Despojavam-se do ouro e prata que lhes cobriam e do mundo de excremento a que, antes, pertenciam.  Estes penicos, não mais ficavam embaixo da cama. Tampouco se escondiam.

 

Vinham a público, faziam pronunciamentos em praça pública, convocavam objetos do acaso, descartados, sem prazo e sem função. Chamavam homens, outros penicos e tantos objetos inutilmente fabricados à viver sua própria redenção. Às vezes tinham bons resultados, às vezes não.

 

O fato é que em poucos anos, poucos dias, os penicos foram desaparecendo, sumindo de circulação.

 

Não se falava mais em pinicos, nem se tinha mais informação. Os meios de comunicação, sob controle, falavam de coisas banais e omitiam esta transformação. Arautos das boas notícias e repórteres de ocasião, negavam-se a falar a verdade, não admitiam esta revolução.. Não mencionavam a revolta dos pinicos, diziam apenas que tinham saído de uso ou perdido a função.

 

Pois bem, meus amigos, esta narrativa não encerra aí.
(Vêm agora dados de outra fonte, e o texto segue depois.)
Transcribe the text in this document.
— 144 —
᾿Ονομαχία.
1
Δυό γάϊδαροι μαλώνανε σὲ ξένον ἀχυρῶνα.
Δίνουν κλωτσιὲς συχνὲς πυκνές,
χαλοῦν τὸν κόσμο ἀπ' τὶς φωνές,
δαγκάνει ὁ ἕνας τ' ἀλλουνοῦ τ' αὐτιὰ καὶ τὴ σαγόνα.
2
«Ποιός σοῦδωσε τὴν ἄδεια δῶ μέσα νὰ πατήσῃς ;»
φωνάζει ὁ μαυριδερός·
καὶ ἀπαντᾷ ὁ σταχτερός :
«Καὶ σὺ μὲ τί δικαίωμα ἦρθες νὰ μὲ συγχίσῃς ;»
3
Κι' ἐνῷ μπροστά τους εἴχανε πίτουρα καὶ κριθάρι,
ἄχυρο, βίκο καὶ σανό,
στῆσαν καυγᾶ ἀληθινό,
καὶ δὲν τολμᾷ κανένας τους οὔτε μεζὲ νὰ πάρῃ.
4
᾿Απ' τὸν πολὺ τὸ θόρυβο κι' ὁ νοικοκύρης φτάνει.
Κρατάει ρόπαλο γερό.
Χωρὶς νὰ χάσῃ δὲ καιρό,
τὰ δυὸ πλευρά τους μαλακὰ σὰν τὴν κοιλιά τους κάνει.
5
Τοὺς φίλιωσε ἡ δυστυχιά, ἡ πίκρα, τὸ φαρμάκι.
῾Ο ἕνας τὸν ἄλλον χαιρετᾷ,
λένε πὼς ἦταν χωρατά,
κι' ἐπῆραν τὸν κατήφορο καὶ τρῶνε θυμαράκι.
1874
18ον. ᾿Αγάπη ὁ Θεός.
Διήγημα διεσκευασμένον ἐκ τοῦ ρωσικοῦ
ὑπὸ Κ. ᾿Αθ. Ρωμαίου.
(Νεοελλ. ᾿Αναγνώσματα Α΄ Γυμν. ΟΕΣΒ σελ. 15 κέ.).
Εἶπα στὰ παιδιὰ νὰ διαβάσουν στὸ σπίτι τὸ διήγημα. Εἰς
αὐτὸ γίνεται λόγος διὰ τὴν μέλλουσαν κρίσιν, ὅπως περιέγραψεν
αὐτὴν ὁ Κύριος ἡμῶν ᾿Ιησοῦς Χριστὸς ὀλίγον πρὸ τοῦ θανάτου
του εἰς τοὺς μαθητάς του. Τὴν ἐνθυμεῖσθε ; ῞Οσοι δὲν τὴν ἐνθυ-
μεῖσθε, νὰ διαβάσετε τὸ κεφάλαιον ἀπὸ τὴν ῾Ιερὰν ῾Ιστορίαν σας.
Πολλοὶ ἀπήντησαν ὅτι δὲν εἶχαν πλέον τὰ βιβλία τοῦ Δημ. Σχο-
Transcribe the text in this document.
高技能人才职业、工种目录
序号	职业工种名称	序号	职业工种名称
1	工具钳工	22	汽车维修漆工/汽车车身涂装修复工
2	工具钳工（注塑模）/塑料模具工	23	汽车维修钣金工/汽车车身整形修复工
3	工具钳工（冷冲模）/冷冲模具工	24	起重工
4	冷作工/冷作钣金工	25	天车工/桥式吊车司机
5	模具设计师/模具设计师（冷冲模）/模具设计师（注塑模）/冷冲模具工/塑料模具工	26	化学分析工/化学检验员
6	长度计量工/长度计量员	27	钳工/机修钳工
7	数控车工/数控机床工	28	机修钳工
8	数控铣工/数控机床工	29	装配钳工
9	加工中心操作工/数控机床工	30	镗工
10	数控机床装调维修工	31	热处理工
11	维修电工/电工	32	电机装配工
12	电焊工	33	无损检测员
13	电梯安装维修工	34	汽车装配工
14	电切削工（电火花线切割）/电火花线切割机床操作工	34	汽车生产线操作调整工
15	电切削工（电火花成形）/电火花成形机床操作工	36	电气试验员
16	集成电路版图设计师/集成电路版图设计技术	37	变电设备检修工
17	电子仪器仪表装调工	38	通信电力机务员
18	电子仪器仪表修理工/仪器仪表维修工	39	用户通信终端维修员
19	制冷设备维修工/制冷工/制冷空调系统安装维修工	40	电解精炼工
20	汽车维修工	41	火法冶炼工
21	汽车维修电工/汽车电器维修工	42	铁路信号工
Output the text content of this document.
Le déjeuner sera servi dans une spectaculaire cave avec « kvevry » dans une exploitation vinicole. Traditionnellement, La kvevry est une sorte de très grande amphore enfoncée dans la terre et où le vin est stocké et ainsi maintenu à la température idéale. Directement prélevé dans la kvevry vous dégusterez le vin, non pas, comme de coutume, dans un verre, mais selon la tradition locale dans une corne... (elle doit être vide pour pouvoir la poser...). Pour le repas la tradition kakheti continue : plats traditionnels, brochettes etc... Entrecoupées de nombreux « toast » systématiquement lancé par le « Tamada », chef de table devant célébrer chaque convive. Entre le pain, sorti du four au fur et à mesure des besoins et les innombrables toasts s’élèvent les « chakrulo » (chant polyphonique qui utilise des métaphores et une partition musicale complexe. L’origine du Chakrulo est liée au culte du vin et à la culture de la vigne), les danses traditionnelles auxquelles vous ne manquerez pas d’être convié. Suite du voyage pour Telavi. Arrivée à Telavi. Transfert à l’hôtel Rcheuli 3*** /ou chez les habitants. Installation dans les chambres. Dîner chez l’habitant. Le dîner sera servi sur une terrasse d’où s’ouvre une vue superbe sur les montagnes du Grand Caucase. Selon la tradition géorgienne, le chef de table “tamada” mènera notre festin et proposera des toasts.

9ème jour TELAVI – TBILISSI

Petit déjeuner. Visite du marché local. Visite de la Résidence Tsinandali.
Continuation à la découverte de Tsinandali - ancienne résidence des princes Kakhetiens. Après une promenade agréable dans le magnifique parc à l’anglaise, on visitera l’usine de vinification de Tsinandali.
Posto que o personagem desta estória, não é o penico, não é um simples objeto, mas um homem, objeto da sua própria alucinação.

 

De tanto insistirem que aquilo era um transe, um delírio ou divagação, certo dia encheu-se de confiança e resolveu olhar embaixo da cama.

 

Para surpresa sua e de todos que lhe faziam pressão , deparou-se com um pinico que não era fruto de sua imaginação.  

 

No pinico de porcelana, havia uma pequena placa de bronze. Nela estava escrito: Urinol de Sarney, representante dos  últimos  remanescentes da classe dos pinicos não regenerados.

 

 

* Citação do poema “Loucura Sagrada” extraído do filme “Dom Helder Câmara, o santo rebelde”, direção de Erika Bauer, Brasil, 2004.